つばが広く、長いリボンを顎の下で結ぶと横顔は完全に隠れてしまう、雨音にとってはとても時代がかった帽子だ。
「でもこれは、ベルの帽子ですよね?」
「私よりも聖女様がお召しになってください。聖女様はその、お顔が……」
「あ。悪目立ちしちゃうのか」
ぺたりと頬を撫でる。
こちらに来てから鏡を見るたびに変わってしまった顔は見ているのだが、ベルたちが普通に接してくれるので、周りに影響が出ることをつい忘れてしまう。

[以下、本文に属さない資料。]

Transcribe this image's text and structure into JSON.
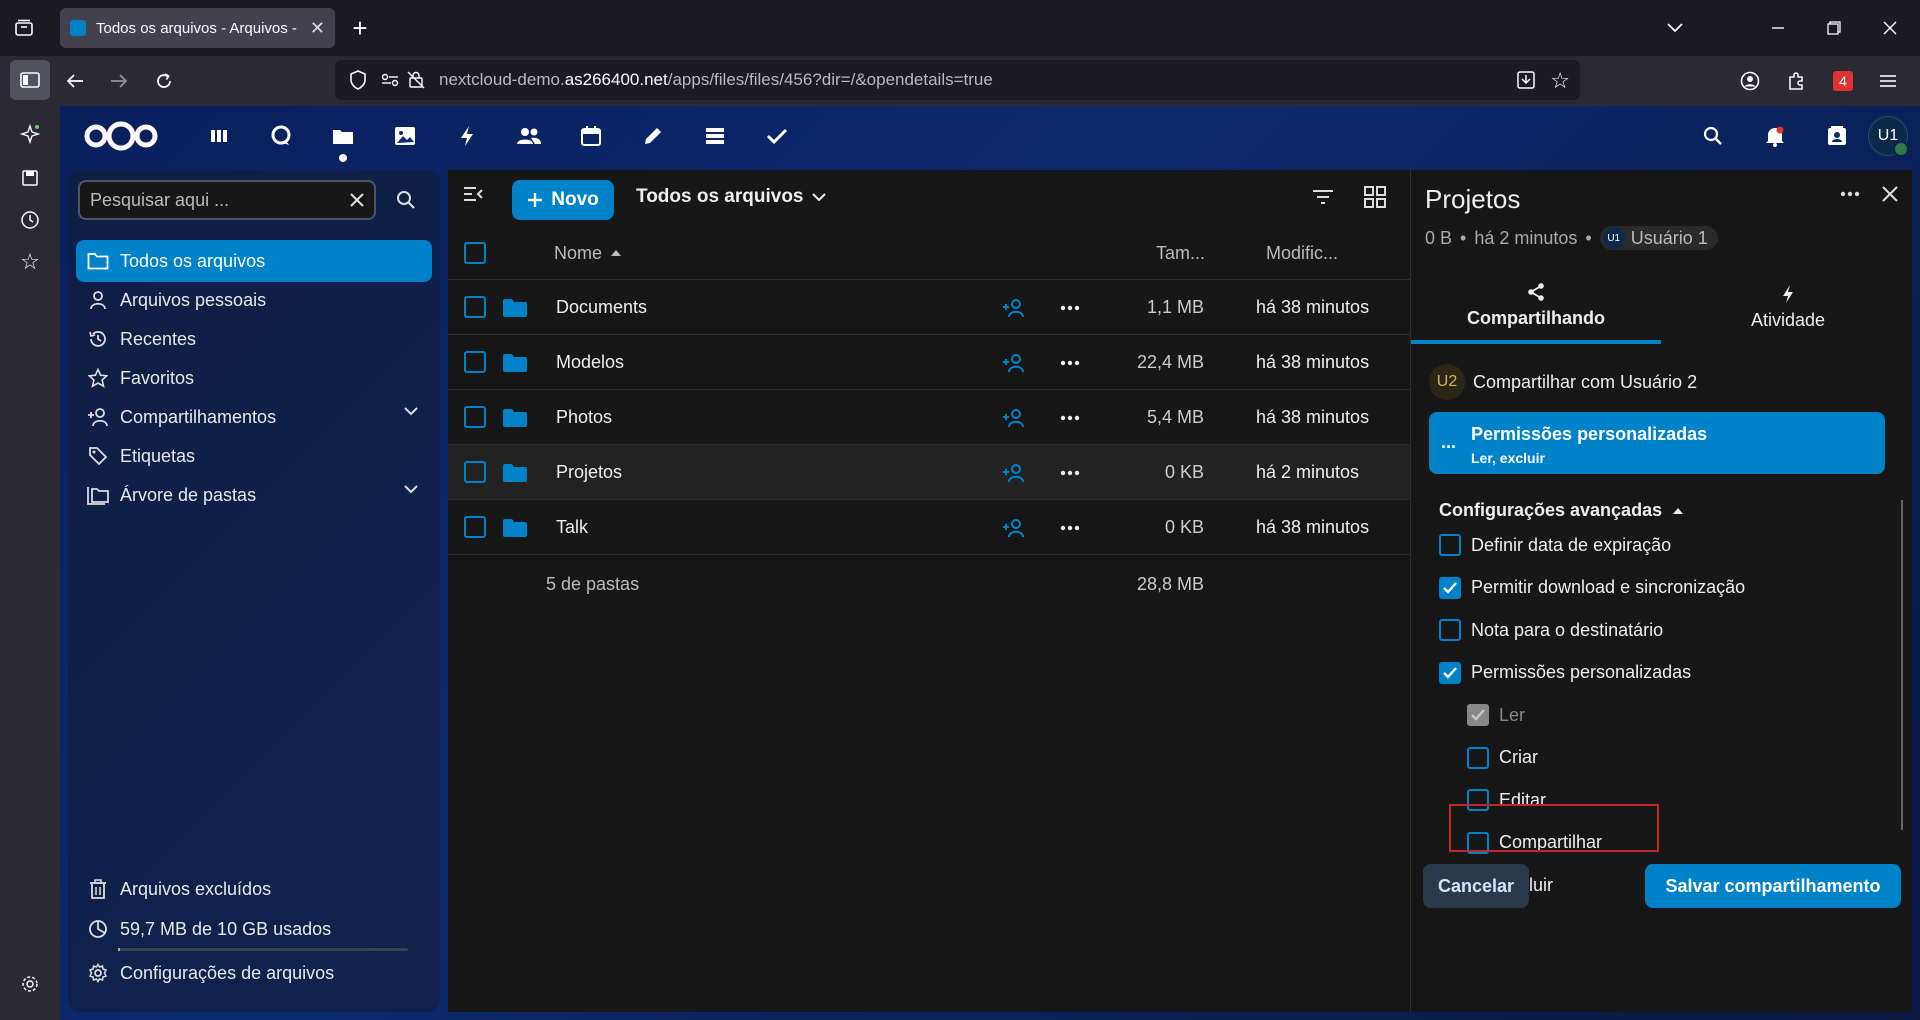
{
  "browser": {
    "tab_title": "Todos os arquivos - Arquivos - N",
    "url_prefix": "nextcloud-demo.",
    "url_host": "as266400.net",
    "url_path": "/apps/files/files/456?dir=/&opendetails=true",
    "extensions_badge": "4"
  },
  "header": {
    "avatar_initials": "U1",
    "apps": [
      "dashboard-icon",
      "talk-icon",
      "files-icon",
      "photos-icon",
      "activity-icon",
      "contacts-icon",
      "calendar-icon",
      "notes-icon",
      "deck-icon",
      "tasks-icon"
    ]
  },
  "nav": {
    "search_placeholder": "Pesquisar aqui ...",
    "items": [
      {
        "label": "Todos os arquivos",
        "icon": "folder-icon"
      },
      {
        "label": "Arquivos pessoais",
        "icon": "person-icon"
      },
      {
        "label": "Recentes",
        "icon": "history-icon"
      },
      {
        "label": "Favoritos",
        "icon": "star-icon"
      },
      {
        "label": "Compartilhamentos",
        "icon": "share-icon"
      },
      {
        "label": "Etiquetas",
        "icon": "tag-icon"
      },
      {
        "label": "Árvore de pastas",
        "icon": "folder-tree-icon"
      }
    ],
    "deleted": "Arquivos excluídos",
    "quota": "59,7 MB de 10 GB usados",
    "quota_fraction": 0.006,
    "settings": "Configurações de arquivos"
  },
  "files": {
    "new_label": "Novo",
    "breadcrumb": "Todos os arquivos",
    "columns": {
      "name": "Nome",
      "size": "Tam...",
      "modified": "Modific..."
    },
    "rows": [
      {
        "name": "Documents",
        "size": "1,1 MB",
        "modified": "há 38 minutos"
      },
      {
        "name": "Modelos",
        "size": "22,4 MB",
        "modified": "há 38 minutos"
      },
      {
        "name": "Photos",
        "size": "5,4 MB",
        "modified": "há 38 minutos"
      },
      {
        "name": "Projetos",
        "size": "0 KB",
        "modified": "há 2 minutos"
      },
      {
        "name": "Talk",
        "size": "0 KB",
        "modified": "há 38 minutos"
      }
    ],
    "footer_count": "5 de pastas",
    "footer_size": "28,8 MB"
  },
  "details": {
    "title": "Projetos",
    "size": "0 B",
    "time": "há 2 minutos",
    "owner_initials": "U1",
    "owner": "Usuário 1",
    "tabs": [
      "Compartilhando",
      "Atividade"
    ],
    "share_initials": "U2",
    "share_with": "Compartilhar com Usuário 2",
    "perm_title": "Permissões personalizadas",
    "perm_sub": "Ler, excluir",
    "perm_dots": "...",
    "advanced": "Configurações avançadas",
    "options": [
      {
        "label": "Definir data de expiração",
        "checked": false
      },
      {
        "label": "Permitir download e sincronização",
        "checked": true
      },
      {
        "label": "Nota para o destinatário",
        "checked": false
      },
      {
        "label": "Permissões personalizadas",
        "checked": true
      }
    ],
    "perms": [
      {
        "label": "Ler",
        "checked": true,
        "disabled": true
      },
      {
        "label": "Criar",
        "checked": false
      },
      {
        "label": "Editar",
        "checked": false
      },
      {
        "label": "Compartilhar",
        "checked": false
      },
      {
        "label": "Excluir",
        "checked": true
      }
    ],
    "cancel": "Cancelar",
    "save": "Salvar compartilhamento"
  }
}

「悪いなんてことはありませんっ。ただ、たちの悪い人に目をつけられてしまうと、私ではお守りしきれないので。申し訳ありません……」
「ベルは何も悪くありませんよ。無理を言っているのは私だし、防犯は大事ですから」
雨音は帽子を被り、リボンを顎の下で結んでみたものの、リボンの長さがちぐはぐで不格好になってしまった。
解いてもう一度結んでみても、あまり変わらない。
「意外と難しい……」
「あの、私が」
「流石はベル。上手ですね」
ベルに結んでもらうと、すぐに綺麗なリボン結びが出来上がった。
手に下げていた籠からスカーフを取り出すと、ベルは三角に折って自分の頭に巻き、雨音と同じように顎の下で結ぶ。
外出するときは髪を覆うのが、こちらでのマナーらしい。
「私なんて全然です。あ、街はこちらです」
褒められてはにかむベルが可愛らしくて、雨音も思わず微笑んだ。